I am reading "Topology Second Edition" by James R. Munkres.
The author wrote as follows:
EXAMPLE 1. Let $X$ be the subspace $[0,1]\cup [2,3]$ of $\mathbb{R}$, and let $Y$ be the subspace $[0,2]$ of $\mathbb{R}$. The map $p:X\to Y$ defined by \begin{equation} p(x)= \begin{cases} x & \text{for $x\in [0,1]$,} \\ x-1 & \text{for $x\in [2,3]$} \end{cases} \end{equation} is readily seen to be surjective, continuous, and closed.
I could readily see to be surjective.
But I could not readily see to be continuous, and closed.
My proof is the following:
Let $y\in [0,2]$.
If $y=1$, then $p(1)=p(2)=1$.
If $y\in [0,1)$, then $p(y)=y$.
If $y\in (1,2]$, then $p(y+1)=y$.
So, $p$ is surjective.
By elementary set theory, $p^{-1}(A\cup B\cup C\cup\dots)=p^{-1}(A)\cup p^{-1}(B)\cup p^{-1}(C)\cup\dots$ holds.
Let $U$ be an arbitrary open set in $\mathbb{R}$.
Let $U+1:=\{y+1:y\in U\}$.
Then, $U+1$ is open in $\mathbb{R}$.
If $1\in U$, then $$p^{-1}(U\cap [0,2])=p^{-1}(U\cap [0,1))\cup p^{-1}(U\cap \{1\})\cup p^{-1}(U\cap (1,2])\\=(U\cap [0,1))\cup(\{1,2\})\cup ((U+1)\cap (2,3])\\=(U\cap [0,1))\cup(\{1\})\cup ((U+1)\cap (2,3])\cup (\{2\})\\=(U\cap [0,1])\cup ((U+1)\cap [2,3])\\=[(U\cap (-1,1.5))\cap ([0,1]\cup [2,3])]\cup [((U+1)\cap (1.5,4))\cap ([0,1]\cup [2,3])].$$
And $[(U\cap (-1,1.5))\cap ([0,1]\cup [2,3])]\cup [((U+1)\cap (1.5,4))\cap ([0,1]\cup [2,3])]$ is open in $X$.
If $1\notin U$, then $$p^{-1}(U\cap [0,2])=p^{-1}(U\cap [0,1))\cup p^{-1}(U\cap \{1\})\cup p^{-1}(U\cap (1,2])\\=(U\cap [0,1))\cup ((U+1)\cap (2,3])\\=[(U\cap (-1,1))\cap ([0,1]\cup [2,3])]\cup [((U+1)\cap (2,4))\cap ([0,1]\cup [2,3])].$$
And $[(U\cap (-1,1))\cap ([0,1]\cup [2,3])]\cup [((U+1)\cap (2,4))\cap ([0,1]\cup [2,3])]$ is open in $X$.

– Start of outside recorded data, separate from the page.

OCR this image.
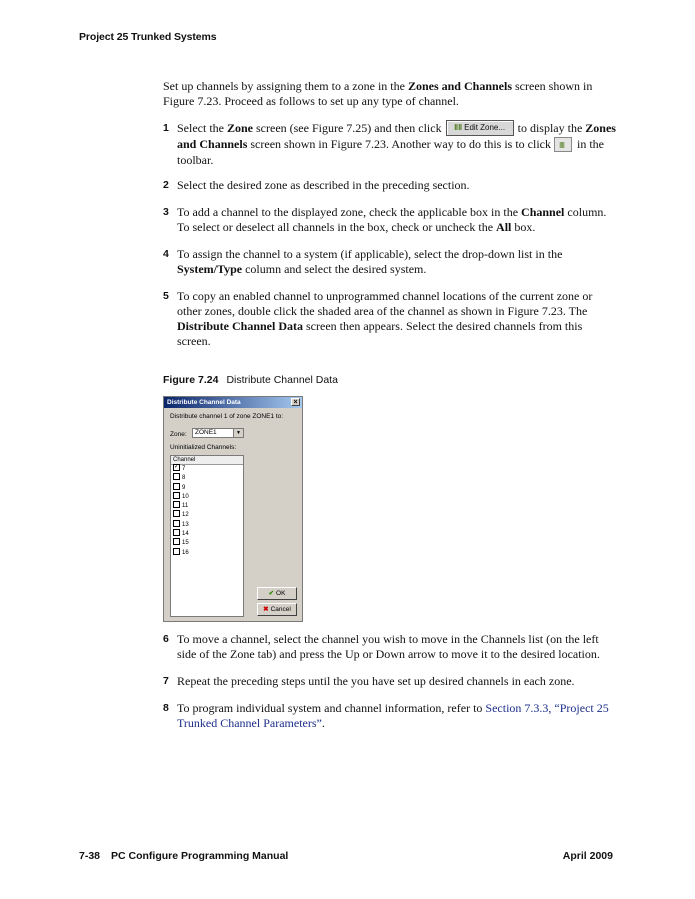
Project 25 Trunked Systems
Set up channels by assigning them to a zone in the Zones and Channels screen shown in Figure 7.23. Proceed as follows to set up any type of channel.
1 Select the Zone screen (see Figure 7.25) and then click ǁǁ Edit Zone... to display the Zones and Channels screen shown in Figure 7.23. Another way to do this is to click ǁǁ in the toolbar.
2 Select the desired zone as described in the preceding section.
3 To add a channel to the displayed zone, check the applicable box in the Channel column. To select or deselect all channels in the box, check or uncheck the All box.
4 To assign the channel to a system (if applicable), select the drop-down list in the System/Type column and select the desired system.
5 To copy an enabled channel to unprogrammed channel locations of the current zone or other zones, double click the shaded area of the channel as shown in Figure 7.23. The Distribute Channel Data screen then appears. Select the desired channels from this screen.
Figure 7.24 Distribute Channel Data
Distribute Channel Data	×
Distribute channel 1 of zone ZONE1 to:
Zone:	ZONE1	▼
Uninitialized Channels:
Channel
✓ 7
8
9
10
11
12
13
14
15
16
✔ OK
✖ Cancel
6 To move a channel, select the channel you wish to move in the Channels list (on the left side of the Zone tab) and press the Up or Down arrow to move it to the desired location.
7 Repeat the preceding steps until the you have set up desired channels in each zone.
8 To program individual system and channel information, refer to Section 7.3.3, “Project 25 Trunked Channel Parameters”.
7-38 PC Configure Programming Manual	April 2009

By elementary set theory, $p(A\cup B\cup C\cup\dots)=p(A)\cup p(B)\cup p(C)\cup\dots$ holds.
Let $A$ be an arbitrary closed set in $\mathbb{R}$.
Let $A-1:=\{y-1:y\in A\}$.
Then, $A-1$ is closed in $\mathbb{R}$.
$$p(A\cap([0,1]\cup[2,3]))=p(A\cap[0,1])\cup p(A\cap[2,3])\\=(A\cap[0,1])\cup((A-1)\cap[1,2])\\=[(A\cap[0,1])\cap[0,2])]\cup[((A-1)\cap[1,2])\cap[0,2]].$$
And $[(A\cap[0,1])\cap[0,2])]\cup[((A-1)\cap[1,2])\cap[0,2]]$ is closed in $Y$.
Is there any very short proof of these facts?